Increasingly widespread appeals to the term “polycrisis” are not a get-out-of-of-jail-free card for powerful interests, who must make principled decisions amidst systemic crises. None of this will sort itself out.
The Polycrisis aims to untangle the Gordian Knot of security, climate, economic, and political dilemmas. Stay connected here, forward this first edition to three new readers to help us grow our audience, and write to us to continue the conversation.

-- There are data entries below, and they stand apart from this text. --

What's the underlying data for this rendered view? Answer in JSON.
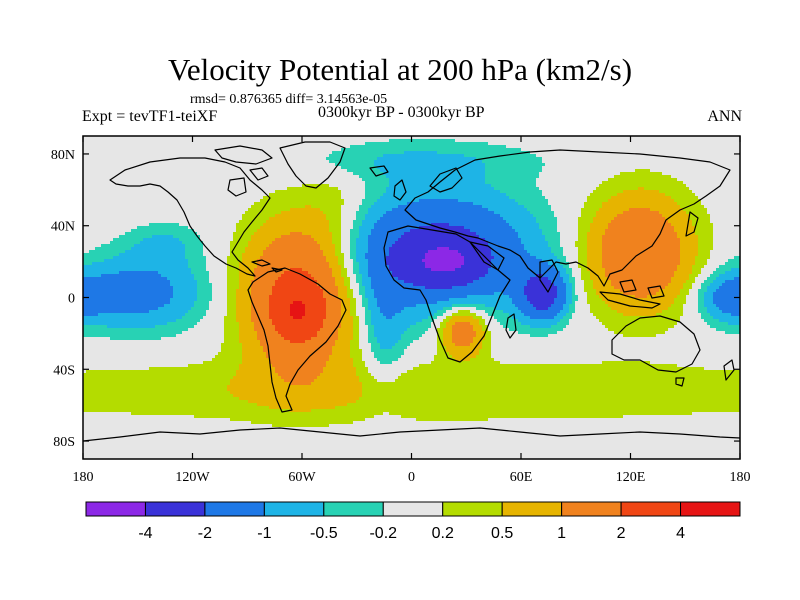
{
  "title": "Velocity Potential at 200 hPa (km2/s)",
  "stats": "rmsd= 0.876365  diff= 3.14563e-05",
  "expt": "Expt = tevTF1-teiXF",
  "period": "0300kyr BP - 0300kyr BP",
  "season": "ANN",
  "chart_data": {
    "type": "heatmap",
    "projection": "cylindrical-equidistant",
    "xlim": [
      -180,
      180
    ],
    "ylim": [
      -90,
      90
    ],
    "x_ticks": [
      {
        "value": -180,
        "label": "180"
      },
      {
        "value": -120,
        "label": "120W"
      },
      {
        "value": -60,
        "label": "60W"
      },
      {
        "value": 0,
        "label": "0"
      },
      {
        "value": 60,
        "label": "60E"
      },
      {
        "value": 120,
        "label": "120E"
      },
      {
        "value": 180,
        "label": "180"
      }
    ],
    "y_ticks": [
      {
        "value": 80,
        "label": "80N"
      },
      {
        "value": 40,
        "label": "40N"
      },
      {
        "value": 0,
        "label": "0"
      },
      {
        "value": -40,
        "label": "40S"
      },
      {
        "value": -80,
        "label": "80S"
      }
    ],
    "colorbar": {
      "labels": [
        "-4",
        "-2",
        "-1",
        "-0.5",
        "-0.2",
        "0.2",
        "0.5",
        "1",
        "2",
        "4"
      ],
      "colors": [
        "#8c28e6",
        "#3a32d8",
        "#1e78e6",
        "#1eb4e6",
        "#28d2b4",
        "#e6e6e6",
        "#b4dc00",
        "#e6b400",
        "#f0821e",
        "#f04614",
        "#e61414"
      ]
    },
    "fields": [
      {
        "name": "atlantic-africa-eurasia low",
        "lon": 15,
        "lat": 25,
        "sx": 34,
        "sy": 22,
        "amp": -2.5
      },
      {
        "name": "sahara core low",
        "lon": 18,
        "lat": 20,
        "sx": 13,
        "sy": 8,
        "amp": -2.4
      },
      {
        "name": "indian ocean low",
        "lon": 72,
        "lat": 2,
        "sx": 9,
        "sy": 10,
        "amp": -2.6
      },
      {
        "name": "arctic-north atlantic low",
        "lon": 0,
        "lat": 76,
        "sx": 48,
        "sy": 8,
        "amp": -0.5
      },
      {
        "name": "central pacific low",
        "lon": -150,
        "lat": 3,
        "sx": 24,
        "sy": 14,
        "amp": -1.4
      },
      {
        "name": "north pacific low",
        "lon": -135,
        "lat": 30,
        "sx": 14,
        "sy": 8,
        "amp": -0.5
      },
      {
        "name": "west pacific low",
        "lon": 175,
        "lat": 0,
        "sx": 12,
        "sy": 9,
        "amp": -1.2
      },
      {
        "name": "south atlantic trough",
        "lon": -15,
        "lat": -15,
        "sx": 8,
        "sy": 25,
        "amp": -0.7
      },
      {
        "name": "south america high",
        "lon": -62,
        "lat": 0,
        "sx": 20,
        "sy": 28,
        "amp": 2.5
      },
      {
        "name": "south america core",
        "lon": -62,
        "lat": -8,
        "sx": 8,
        "sy": 9,
        "amp": 2.0
      },
      {
        "name": "east asia high",
        "lon": 125,
        "lat": 25,
        "sx": 20,
        "sy": 22,
        "amp": 1.9
      },
      {
        "name": "southern africa high",
        "lon": 28,
        "lat": -18,
        "sx": 9,
        "sy": 10,
        "amp": 1.7
      },
      {
        "name": "southern ocean ridge",
        "lon": 0,
        "lat": -52,
        "sx": 180,
        "sy": 12,
        "amp": 0.5
      },
      {
        "name": "north atlantic ridge",
        "lon": -40,
        "lat": 50,
        "sx": 14,
        "sy": 18,
        "amp": 0.35
      }
    ]
  }
}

Postscript: Why “The Polycrisis ?”
Over the last year, historian Adam Tooze popularized the term “polycrisis.” Previously deployed by Jean-Claude Juncker in to describe the eurozone-Brexit-climate-refugee crises in 2016, and originally attributed to French complexity theorist Edgar Morin, Tooze explored it again in June with his crisis pictures of overlapping emergencies—pandemic, sovereign debt, inflation, GOP risk, hunger—in which the whole becomes more dangerous than the sum of the parts.
We also want to acknowledge a debt to economic analyst Nathan Tankus, who articulated the interconnectedness that we want to track in our project, pointing out that his newsletter was called Notes on the Crises, “for the simple reason that this is not the only crisis we will encounter over the next several decades.”
Our goal is to explore those connections, and to identify and amplify others who are doing the same.